Place, Identity and Justice in the Jewish Food Movement

Authors: Steven Silvern*, Salem State University
Topics: Cultural Geography, Ethnic Geography, Agricultural Geography
Keywords: food movement, Jewish, cultural geography, identity, place, food justice
Session Type: Paper
Day: 4/13/2018
Start / End Time: 1:20 PM / 3:00 PM
Room: Studio 9, Marriott, 2nd Floor
Presentation File: No File Uploaded


The last twenty have witnessed the emergence and growth of “the food movement” that aims to transform the industrial food system, supporting the growth of locally sourced and organically grown produce and animals. Much of the geographical and agro-food studies literature is silent on the relationship of the food movement to ethno-religious groups and ethno-religious community identity formation. Missing is attention to how ethno-religious communities engage in sustainable and food justice activism and how ethno-religious identities are both expressed and are constructed in relationship to the food movement.

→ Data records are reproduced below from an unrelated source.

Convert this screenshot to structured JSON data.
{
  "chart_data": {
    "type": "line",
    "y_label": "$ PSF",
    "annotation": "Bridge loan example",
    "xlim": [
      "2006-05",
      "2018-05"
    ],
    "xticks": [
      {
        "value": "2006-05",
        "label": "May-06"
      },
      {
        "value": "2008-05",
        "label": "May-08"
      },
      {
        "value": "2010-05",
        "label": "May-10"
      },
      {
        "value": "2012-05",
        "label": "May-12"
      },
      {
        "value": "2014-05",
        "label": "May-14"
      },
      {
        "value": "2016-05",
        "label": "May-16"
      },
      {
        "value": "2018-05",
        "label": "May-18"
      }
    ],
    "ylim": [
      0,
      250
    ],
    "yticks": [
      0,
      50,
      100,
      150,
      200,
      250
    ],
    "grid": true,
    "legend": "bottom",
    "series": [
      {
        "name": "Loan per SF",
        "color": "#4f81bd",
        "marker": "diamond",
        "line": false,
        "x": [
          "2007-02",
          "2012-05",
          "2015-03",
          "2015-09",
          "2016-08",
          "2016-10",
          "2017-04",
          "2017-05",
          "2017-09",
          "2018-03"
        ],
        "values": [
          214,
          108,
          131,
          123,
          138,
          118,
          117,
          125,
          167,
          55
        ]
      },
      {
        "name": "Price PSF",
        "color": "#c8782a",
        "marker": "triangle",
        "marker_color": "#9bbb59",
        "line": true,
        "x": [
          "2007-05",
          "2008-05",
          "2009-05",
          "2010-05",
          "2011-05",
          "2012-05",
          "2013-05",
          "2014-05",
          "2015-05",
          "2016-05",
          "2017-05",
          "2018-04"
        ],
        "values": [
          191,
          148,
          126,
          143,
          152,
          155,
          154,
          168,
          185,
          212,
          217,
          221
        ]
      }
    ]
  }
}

In particular, there has been little attention to how the American Jewish community engages with the food movement and constructs Jewish identity in relation to food sustainability, the geographical scale of sustainable food production and consumption, and food justice. The aim of this presentation is to explore the American Jewish community’s engagement with the food movement. I historically and socially contextualize what is called the “Jewish Food Movement,” identifying historical antecedents, key actors and organizations. I examine the Movement’s sustainable and food justice discourse, elucidating how place, Jewish identities, and food justice are constructed by the Movement in relation to “traditional” Jewish concepts of social and economic justice, place (localism/globalism) and both traditional and secular discourses of sustainability and food justice. My project seeks to create a productive dialogue and engagement between critical food studies, people-environment and place studies in geography, and the study of place, environment, and Jewish identity formation in Jewish studies.